Updated

When it comes to incompetence, losing money and union muscle-flexing, the U.S. Postal Service always delivers.

A recently released audit by the USPS Office of Inspector General shows Postal Service officials failed to follow proper procedures and wildly overestimated potential savings when it awarded a contract for mailbox maintenance in 18 states to Diebold, Inc., in 2011.

The audit was done at the request of Iowa’s Sen. Charles Grassley, after Grassley was contacted by Ankeny postal worker Kirk Gardino.
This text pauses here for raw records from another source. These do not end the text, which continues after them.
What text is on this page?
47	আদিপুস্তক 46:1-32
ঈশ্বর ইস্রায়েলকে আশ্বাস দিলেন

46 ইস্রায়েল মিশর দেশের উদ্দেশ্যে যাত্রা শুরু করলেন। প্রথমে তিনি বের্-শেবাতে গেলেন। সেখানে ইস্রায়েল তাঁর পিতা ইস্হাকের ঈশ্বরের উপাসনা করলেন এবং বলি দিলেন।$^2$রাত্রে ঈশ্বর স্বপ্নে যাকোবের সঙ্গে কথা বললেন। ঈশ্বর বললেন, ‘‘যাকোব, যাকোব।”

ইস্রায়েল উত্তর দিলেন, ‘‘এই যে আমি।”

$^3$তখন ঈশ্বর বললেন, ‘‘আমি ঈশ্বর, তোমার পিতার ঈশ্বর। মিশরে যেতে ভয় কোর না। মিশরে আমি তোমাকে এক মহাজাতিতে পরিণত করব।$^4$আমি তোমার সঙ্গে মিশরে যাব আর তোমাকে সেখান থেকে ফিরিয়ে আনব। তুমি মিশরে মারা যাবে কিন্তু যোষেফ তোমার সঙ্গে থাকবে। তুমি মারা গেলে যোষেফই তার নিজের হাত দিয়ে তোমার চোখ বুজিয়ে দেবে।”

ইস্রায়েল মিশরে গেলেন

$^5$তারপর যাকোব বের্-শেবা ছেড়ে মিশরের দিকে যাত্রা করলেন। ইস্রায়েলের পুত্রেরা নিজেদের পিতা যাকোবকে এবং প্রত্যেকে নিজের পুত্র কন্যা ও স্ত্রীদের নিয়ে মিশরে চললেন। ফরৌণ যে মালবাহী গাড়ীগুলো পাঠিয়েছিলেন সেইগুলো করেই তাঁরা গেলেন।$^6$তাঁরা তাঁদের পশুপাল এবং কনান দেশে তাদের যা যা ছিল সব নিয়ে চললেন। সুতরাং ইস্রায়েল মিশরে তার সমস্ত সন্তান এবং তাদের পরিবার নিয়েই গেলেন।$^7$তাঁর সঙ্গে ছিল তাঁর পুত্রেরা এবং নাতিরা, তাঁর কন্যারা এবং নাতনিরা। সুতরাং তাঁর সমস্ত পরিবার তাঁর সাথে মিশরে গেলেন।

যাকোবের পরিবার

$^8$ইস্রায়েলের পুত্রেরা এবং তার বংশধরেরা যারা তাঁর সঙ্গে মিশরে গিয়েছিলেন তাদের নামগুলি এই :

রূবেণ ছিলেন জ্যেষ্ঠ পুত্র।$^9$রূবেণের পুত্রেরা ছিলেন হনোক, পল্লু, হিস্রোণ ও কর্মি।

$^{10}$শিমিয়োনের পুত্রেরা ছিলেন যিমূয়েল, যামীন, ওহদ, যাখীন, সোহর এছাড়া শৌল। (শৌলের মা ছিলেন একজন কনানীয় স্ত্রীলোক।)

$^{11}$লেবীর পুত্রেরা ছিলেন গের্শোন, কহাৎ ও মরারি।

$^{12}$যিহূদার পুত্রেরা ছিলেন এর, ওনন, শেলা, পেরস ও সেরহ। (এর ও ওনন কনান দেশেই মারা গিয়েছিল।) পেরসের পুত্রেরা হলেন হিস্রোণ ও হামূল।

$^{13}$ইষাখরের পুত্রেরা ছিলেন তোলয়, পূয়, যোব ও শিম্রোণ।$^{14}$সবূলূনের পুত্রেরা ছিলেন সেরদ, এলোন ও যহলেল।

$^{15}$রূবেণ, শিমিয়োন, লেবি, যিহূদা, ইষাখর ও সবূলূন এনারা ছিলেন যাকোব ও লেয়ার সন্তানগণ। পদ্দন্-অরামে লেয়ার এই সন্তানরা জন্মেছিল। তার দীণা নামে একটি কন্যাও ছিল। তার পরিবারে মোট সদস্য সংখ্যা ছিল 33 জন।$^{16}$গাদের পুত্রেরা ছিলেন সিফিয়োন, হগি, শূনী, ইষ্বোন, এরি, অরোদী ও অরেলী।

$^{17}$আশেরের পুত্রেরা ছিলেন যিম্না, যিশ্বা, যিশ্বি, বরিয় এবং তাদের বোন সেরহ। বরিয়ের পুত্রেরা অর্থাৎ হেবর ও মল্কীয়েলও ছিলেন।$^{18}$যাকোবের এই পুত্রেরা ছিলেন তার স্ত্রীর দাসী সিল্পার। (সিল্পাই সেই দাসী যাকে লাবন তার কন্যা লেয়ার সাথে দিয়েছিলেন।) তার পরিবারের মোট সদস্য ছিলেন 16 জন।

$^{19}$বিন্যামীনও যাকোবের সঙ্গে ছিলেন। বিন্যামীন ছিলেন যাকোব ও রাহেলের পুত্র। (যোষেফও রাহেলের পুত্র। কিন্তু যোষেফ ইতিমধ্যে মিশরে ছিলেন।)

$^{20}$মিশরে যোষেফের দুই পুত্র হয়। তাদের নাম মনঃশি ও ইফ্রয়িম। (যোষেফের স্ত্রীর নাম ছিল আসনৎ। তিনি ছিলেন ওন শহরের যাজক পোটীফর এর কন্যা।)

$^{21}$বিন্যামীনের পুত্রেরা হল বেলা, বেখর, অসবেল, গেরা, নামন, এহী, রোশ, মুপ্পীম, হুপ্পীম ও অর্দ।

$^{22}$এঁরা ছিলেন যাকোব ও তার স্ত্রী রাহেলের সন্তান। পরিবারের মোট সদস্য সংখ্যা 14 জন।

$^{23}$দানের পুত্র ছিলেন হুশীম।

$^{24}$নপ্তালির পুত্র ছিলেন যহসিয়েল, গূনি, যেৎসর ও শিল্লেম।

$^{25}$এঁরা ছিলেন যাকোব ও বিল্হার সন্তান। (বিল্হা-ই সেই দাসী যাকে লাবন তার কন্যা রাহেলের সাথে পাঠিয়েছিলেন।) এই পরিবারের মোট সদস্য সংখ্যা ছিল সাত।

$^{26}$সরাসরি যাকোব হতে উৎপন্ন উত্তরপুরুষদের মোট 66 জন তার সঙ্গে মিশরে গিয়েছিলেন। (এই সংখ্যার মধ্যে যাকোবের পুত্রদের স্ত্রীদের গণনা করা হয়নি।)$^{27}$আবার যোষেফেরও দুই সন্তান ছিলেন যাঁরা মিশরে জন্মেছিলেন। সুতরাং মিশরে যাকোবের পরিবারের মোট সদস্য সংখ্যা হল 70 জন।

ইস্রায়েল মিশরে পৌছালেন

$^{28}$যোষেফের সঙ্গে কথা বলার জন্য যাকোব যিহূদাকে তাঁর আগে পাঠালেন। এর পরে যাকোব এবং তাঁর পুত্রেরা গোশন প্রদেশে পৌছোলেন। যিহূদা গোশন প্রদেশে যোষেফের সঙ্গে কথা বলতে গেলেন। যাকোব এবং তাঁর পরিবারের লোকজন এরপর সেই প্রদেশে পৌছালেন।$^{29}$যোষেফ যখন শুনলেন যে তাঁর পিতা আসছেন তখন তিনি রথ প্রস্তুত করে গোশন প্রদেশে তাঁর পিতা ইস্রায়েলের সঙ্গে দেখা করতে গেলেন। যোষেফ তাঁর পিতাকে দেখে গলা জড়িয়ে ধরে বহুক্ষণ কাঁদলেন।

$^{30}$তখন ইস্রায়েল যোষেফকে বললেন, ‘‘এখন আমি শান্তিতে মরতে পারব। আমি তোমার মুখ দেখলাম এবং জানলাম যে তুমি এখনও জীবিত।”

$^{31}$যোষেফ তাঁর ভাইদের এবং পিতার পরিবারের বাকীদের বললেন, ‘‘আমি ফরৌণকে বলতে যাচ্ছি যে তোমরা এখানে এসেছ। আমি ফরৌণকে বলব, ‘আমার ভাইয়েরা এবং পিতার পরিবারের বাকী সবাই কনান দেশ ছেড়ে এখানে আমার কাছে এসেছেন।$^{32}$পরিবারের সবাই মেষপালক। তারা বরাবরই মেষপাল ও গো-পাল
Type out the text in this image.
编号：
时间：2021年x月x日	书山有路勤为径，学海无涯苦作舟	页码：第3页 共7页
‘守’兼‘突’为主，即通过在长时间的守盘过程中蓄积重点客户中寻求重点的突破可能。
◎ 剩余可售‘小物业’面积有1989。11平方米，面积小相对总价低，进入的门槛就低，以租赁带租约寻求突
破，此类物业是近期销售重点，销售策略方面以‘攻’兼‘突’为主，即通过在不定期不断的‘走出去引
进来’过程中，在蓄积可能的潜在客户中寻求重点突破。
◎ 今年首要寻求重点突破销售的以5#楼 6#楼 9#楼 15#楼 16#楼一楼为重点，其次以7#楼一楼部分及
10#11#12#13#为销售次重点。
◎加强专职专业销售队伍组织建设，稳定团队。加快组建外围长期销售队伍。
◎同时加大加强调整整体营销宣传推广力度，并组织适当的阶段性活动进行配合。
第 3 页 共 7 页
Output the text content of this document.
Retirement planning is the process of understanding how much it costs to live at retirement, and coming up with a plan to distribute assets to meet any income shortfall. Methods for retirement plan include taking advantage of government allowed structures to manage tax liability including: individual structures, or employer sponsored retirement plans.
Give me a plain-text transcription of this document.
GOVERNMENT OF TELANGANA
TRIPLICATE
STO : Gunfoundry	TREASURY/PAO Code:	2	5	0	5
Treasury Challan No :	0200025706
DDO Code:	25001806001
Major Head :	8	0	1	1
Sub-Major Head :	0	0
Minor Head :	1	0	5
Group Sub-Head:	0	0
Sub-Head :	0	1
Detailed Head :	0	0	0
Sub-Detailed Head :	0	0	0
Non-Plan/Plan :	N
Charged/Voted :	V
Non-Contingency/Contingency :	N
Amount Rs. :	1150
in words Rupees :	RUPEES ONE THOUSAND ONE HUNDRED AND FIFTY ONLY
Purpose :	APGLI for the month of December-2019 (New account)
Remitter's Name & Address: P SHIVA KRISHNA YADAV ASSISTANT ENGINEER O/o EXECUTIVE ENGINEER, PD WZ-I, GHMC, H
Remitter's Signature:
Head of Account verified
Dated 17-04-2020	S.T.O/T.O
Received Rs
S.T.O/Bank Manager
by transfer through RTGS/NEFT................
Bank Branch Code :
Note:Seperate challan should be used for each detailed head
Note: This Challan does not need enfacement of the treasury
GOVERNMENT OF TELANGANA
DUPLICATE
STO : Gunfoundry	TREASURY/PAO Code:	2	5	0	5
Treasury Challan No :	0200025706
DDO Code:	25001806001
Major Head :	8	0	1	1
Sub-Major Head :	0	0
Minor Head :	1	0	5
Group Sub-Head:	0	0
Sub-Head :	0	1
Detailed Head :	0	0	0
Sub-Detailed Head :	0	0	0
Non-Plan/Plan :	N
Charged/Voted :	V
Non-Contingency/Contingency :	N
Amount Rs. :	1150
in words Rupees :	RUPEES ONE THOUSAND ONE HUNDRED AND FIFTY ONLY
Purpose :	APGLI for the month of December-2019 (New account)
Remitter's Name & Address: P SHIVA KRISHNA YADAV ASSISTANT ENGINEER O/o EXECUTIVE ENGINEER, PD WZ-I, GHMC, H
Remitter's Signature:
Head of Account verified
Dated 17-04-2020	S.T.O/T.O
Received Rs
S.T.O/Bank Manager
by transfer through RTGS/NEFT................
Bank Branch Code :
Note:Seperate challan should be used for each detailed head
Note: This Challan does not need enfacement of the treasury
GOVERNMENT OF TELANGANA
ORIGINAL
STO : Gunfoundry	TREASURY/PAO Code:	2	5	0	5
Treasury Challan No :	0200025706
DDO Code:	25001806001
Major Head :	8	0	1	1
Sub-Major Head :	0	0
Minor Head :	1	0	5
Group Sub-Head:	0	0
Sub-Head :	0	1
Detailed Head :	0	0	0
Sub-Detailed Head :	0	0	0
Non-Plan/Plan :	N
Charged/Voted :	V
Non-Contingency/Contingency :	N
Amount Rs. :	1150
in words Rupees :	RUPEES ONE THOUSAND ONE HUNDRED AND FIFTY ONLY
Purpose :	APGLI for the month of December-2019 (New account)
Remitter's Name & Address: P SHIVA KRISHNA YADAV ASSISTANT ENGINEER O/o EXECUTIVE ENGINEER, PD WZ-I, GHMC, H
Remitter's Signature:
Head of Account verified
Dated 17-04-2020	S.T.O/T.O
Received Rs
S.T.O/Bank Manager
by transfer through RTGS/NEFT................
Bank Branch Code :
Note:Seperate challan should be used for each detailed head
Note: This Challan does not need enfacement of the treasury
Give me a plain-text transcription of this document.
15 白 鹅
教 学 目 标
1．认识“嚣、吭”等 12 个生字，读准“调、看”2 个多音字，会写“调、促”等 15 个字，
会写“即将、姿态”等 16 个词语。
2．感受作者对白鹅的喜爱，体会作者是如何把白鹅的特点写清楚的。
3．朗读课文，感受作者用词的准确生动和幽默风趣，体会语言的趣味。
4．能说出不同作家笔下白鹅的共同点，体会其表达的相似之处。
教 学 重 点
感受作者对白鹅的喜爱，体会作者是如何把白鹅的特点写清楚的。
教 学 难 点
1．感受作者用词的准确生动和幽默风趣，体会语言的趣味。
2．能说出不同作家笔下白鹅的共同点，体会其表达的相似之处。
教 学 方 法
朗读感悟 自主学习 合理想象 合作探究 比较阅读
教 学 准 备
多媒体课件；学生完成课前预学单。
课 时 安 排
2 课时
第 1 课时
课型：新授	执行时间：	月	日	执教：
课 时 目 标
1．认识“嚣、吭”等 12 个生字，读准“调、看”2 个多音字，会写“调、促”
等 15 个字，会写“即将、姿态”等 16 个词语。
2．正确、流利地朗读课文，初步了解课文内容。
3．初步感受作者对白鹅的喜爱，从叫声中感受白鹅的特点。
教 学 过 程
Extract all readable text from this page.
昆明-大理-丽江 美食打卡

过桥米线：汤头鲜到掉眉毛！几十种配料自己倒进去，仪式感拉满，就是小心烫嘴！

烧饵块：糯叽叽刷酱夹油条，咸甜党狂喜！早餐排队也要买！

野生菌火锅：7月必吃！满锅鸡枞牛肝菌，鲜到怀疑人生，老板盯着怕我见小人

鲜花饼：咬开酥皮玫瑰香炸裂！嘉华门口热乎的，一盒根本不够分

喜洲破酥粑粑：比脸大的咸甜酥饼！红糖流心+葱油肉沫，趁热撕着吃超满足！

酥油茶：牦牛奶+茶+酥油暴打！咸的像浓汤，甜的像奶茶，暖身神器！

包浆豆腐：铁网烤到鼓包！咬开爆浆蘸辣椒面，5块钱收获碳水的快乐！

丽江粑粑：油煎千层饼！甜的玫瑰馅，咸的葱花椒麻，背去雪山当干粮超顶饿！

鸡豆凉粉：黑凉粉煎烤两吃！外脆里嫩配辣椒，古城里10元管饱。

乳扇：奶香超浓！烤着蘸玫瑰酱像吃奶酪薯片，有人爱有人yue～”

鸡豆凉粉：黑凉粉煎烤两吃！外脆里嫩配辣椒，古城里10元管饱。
Gardino, whose job doing mailbox maintenance was outsourced to Diebold under the contract, was convinced outsourcing the work couldn’t possibly provide the savings the Postal Service claimed it would.

Gardino was right.

The IG determined the Postal Service had overestimated yearly savings by $6.8 million.

According to the report, the contracting officer for maintenance operations for the Postal Service’s Western Area, which encompasses all the states west of the Mississippi except California, Texas, Oklahoma and Hawaii, took bids on the work without conducting any analysis to determine what mailbox maintenance for the area should cost. The officer simply accepted Diebold’s bid as “fair and reasonable” after deciding Diebold was the only bidder that had “the technical capacity to do the work for the entire Western Area.”

How he concluded the amount the contract would save the Postal Service is unclear.